L’après-midi, les ateliers consacrés à la SAP ont permis de définir et de prioriser les actions transversales du futur plan d’action régional autour de 5 enjeux stratégiques :

  1. la gestion : pour des espaces protégés efficaces et pérennes,
  2. les usages : concilier activités humaines et préservation,
  3. l’ancrage territorial : intégrer les aires protégées au cœur des territoires,
  4. le financement : garantir les moyens nécessaires aux ambitions,
  5. la connaissance : mieux comprendre la biodiversité pour mieux la protéger.
| ©crédit Luisa Alzate
| ©crédit Mallorie Sourie DREAL













Le Règlement européen sur la restauration de la nature : un tournant majeur pour la biodiversité

Face au constat alarmant de 80 % des habitats européens estimés en mauvais état, et de l’insuffisance des efforts concédés au regard des enjeux, la Commission européenne a adopté le 17 juin 2024 un règlement européen sur la restauration de la nature (règlement (UE) 2024/1991), dans le cadre du Pacte vert pour l’Europe.
Son objectif est double : enrayer l’érosion de la biodiversité et renforcer la résilience des territoires face au changement climatique, en mettant en place des actions de préservation et de restauration des écosystèmes, notamment ceux permettant de stocker du carbone et de limiter les risques naturels (inondations, sécheresses). Il renforce ainsi les synergies entre préservation de la biodiversité et résilience face au changement climatique.
Pour la première fois, des objectifs ambitieux et juridiquement contraignants visant à restaurer les écosystèmes dégradés à grande échelle, sont fixés pour les États membres, dans un contexte de crise majeure de la biodiversité :
- restaurer au moins 20 % des écosystèmes terrestres et marins de l’UE d’ici 2030, et l’ensemble des écosystèmes dégradés d’ici 2050,
- améliorer l’état de conservation de nombreux habitats naturels (forêts, milieux aquatiques et zones humides, milieux agricoles, espaces vert urbains…) et des pollinisateurs.
Chaque État membre doit élaborer un plan national de restauration, définissant les actions à mettre en œuvre et les priorités territoriales pour fin 2026. Pour la France, le plan national Agir pour la Nature actuellement élaboré par le ministère de la Transisiton écologique est ouvert à toutes les observations via une concertation continue.
En Auvergne-Rhône-Alpes, la DREAL a souhaité mobiliser les acteurs autour d’une stratégie régionale de restauration de la Nature permettant de faciliter la mise en œuvre future du plan national, en mettant l’accent sur les enjeux spécifiques de notre territoire.
C’est un changement de paradigme : il ne s’agit plus seulement de protéger ce qui reste, mais de reconstruire les écosystèmes !

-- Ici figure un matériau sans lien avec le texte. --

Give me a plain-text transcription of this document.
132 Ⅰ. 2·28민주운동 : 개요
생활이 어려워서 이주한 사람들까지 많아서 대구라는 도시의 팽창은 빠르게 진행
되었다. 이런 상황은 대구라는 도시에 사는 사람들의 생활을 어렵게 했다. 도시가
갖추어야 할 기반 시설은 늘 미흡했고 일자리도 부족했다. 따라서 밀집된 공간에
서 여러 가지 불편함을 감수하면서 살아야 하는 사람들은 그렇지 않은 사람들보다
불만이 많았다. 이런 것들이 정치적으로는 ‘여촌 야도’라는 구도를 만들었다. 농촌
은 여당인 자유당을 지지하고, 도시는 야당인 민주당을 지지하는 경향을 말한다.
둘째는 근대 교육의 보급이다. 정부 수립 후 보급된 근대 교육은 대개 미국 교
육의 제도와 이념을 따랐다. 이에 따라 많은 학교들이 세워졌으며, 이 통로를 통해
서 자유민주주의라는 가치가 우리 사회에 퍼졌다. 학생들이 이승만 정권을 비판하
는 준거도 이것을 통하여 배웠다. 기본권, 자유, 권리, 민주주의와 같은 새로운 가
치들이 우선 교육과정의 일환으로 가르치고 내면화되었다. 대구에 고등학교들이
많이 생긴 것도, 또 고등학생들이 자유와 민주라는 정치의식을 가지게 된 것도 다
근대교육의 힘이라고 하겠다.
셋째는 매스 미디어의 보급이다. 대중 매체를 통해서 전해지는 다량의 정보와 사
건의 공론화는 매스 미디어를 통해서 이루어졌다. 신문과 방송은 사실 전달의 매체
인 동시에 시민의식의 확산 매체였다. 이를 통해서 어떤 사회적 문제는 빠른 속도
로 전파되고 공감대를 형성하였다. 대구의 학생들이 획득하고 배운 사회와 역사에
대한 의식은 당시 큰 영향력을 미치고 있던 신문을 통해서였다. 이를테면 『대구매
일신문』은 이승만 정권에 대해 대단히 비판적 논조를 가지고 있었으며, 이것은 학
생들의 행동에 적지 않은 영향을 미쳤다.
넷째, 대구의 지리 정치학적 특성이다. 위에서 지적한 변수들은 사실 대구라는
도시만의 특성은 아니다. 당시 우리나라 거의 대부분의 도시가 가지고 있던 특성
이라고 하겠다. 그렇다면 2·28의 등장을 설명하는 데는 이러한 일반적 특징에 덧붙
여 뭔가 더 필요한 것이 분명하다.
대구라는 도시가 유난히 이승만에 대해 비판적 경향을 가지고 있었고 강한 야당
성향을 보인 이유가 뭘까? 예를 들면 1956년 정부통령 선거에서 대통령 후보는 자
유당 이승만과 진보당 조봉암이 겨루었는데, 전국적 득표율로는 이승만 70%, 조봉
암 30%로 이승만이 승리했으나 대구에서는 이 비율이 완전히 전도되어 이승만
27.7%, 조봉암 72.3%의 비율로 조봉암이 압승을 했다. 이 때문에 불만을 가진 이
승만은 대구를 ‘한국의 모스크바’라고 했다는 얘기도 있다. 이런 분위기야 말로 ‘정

La Stratégie Nationale pour les Aires Protégées (SNAP) 2030 fixe un cap ambitieux : 30 % du territoire couvert par des aires protégées, dont 10 % sous protection forte

En Auvergne-Rhône-Alpes, la déclinaison régionale s’accélère. Dans le cadre de la planification écologique (COP), notre objectif est clair : atteindre 4 % de protection forte, soit un gain de 65 000 hectares d’ici 2030. Le taux actuel de protection forte pour la région s’élève à 3,09 %. Ce réseau s’appuie sur des outils de protection pérennes, incluant notamment les Réserves Naturelles (nationales et régionales), les Cœurs de Parcs Nationaux, les Réserves Biologiques (forestières) ainsi que les Arrêtés de Protection (de biotope, d’habitats naturels ou de géotope).
Un travail partenarial indispensable
Ce défi ne peut être relevé de manière isolée. La réussite de cette stratégie repose sur une coopération étroite entre les services de l’État (DREAL/DDT), les collectivités territoriales et l’ensemble des acteurs du terrain : agriculteurs, forestiers, chasseurs, gestionnaires d’espaces naturels et associations de protection de la nature.